I found it quite easy to show that AP = a+b+c, because if b and c are the mass of points B and C respectively, P is the sum of their masses (b+c). Then segement AP has a mass of a+b+c because it includes point A with a mass of a, and point P with mass b+c. Unless that is completely off.
I'm having a difficult time trying to determine how AI=b+c.
Keep in mind, point I should be 2/3 of the distance on AP.
You say that if $b,c$ are masses at $B,C$ then the mass of $P$ is $b+c$. This is not necessarily true because $P$ will not necessarily be the "balance", the center of mass, between $B$ and $C$. For example, if $b=c$, then their center of mass is in the middle between them, which is not where $P$ is $(AP$ is an angle bisector, not a median!$)$.
To solve this right, you need to put masses in vertices $A,B,C$ in a clever way. The idea is that for example the balance between $B$ and $C$ $($the center of mass of just these two$)$ should be exactly at $P$. If that is true, this immediately tells you that the center of mass of all three points lies somewhere on the bisector $AP$, because you can find it by first finding that of $B,C$, and then adding $A$. Once you know that, it follows that the angle bisectors must intersect at one point $I$, because the center of mass of all three vertices has to lie somewhere, and it has to lie on every bisector.
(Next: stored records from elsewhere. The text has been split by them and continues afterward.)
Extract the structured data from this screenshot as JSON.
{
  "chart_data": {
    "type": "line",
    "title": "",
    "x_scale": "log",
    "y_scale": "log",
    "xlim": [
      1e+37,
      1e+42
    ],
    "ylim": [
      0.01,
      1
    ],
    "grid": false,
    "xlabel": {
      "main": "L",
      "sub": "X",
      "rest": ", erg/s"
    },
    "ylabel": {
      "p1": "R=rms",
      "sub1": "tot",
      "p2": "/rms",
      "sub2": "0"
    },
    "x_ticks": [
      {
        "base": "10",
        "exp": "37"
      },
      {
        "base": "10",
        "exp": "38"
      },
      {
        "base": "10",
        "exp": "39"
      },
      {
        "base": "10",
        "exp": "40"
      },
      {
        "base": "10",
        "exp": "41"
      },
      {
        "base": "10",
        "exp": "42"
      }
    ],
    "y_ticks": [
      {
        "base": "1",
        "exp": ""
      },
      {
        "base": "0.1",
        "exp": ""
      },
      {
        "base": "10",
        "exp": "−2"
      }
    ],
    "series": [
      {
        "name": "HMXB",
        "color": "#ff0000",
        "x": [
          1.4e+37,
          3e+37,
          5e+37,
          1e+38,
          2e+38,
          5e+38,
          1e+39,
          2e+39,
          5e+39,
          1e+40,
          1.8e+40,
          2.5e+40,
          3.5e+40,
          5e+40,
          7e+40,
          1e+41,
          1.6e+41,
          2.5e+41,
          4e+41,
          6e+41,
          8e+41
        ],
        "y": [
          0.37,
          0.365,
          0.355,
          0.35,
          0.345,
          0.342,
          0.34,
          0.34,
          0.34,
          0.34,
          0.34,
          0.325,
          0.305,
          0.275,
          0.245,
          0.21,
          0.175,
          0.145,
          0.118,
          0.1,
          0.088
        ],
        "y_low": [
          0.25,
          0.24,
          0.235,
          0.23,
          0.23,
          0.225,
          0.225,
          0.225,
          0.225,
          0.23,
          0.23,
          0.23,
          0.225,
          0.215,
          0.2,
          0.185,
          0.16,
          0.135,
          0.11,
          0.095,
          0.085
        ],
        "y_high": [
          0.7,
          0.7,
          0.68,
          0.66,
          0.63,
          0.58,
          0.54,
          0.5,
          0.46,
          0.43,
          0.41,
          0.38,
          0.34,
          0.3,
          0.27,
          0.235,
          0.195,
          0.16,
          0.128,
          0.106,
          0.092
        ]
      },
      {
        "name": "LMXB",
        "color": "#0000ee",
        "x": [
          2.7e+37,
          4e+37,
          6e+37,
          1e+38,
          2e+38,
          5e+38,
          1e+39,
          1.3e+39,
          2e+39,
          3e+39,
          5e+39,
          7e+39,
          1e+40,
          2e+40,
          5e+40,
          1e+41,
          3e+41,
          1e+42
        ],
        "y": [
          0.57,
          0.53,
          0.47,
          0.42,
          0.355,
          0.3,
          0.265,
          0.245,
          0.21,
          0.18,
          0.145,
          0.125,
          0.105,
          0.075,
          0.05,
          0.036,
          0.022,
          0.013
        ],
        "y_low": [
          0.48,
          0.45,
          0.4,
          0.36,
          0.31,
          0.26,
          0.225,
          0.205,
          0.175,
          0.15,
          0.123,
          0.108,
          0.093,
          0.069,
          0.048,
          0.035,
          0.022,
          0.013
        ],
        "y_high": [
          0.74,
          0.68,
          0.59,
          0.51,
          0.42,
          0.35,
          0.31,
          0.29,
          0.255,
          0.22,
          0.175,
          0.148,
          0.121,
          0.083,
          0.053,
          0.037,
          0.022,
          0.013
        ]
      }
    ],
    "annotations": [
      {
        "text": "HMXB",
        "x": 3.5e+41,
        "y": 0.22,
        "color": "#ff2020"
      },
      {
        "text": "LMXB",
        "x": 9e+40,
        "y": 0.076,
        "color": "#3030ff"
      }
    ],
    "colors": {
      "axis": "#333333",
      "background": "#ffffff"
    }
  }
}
Now, since you want the center of mass of just $B,C$ to lie at $P$, the lengths $BP$, $CP$ must be inversely proportional to the masses $B$, $C$ $($the law of the lever!$)$. But the lengths $BP$, $CP$ are themselves proportional to $AB$, $AC$, because $AP$ is the bisector $($this is a basic property of angle bisectors in a triangle$)$. So actually the masses at $B$, $C$ can be inversely proportional to lengths $AB$, $AC$ respectively. For example, if $AB$ is $3$ times longer than $AC$, the mass at $B$ should be $3$ times smaller than $C$. This may give you an idea of how to select the masses for all three vertices.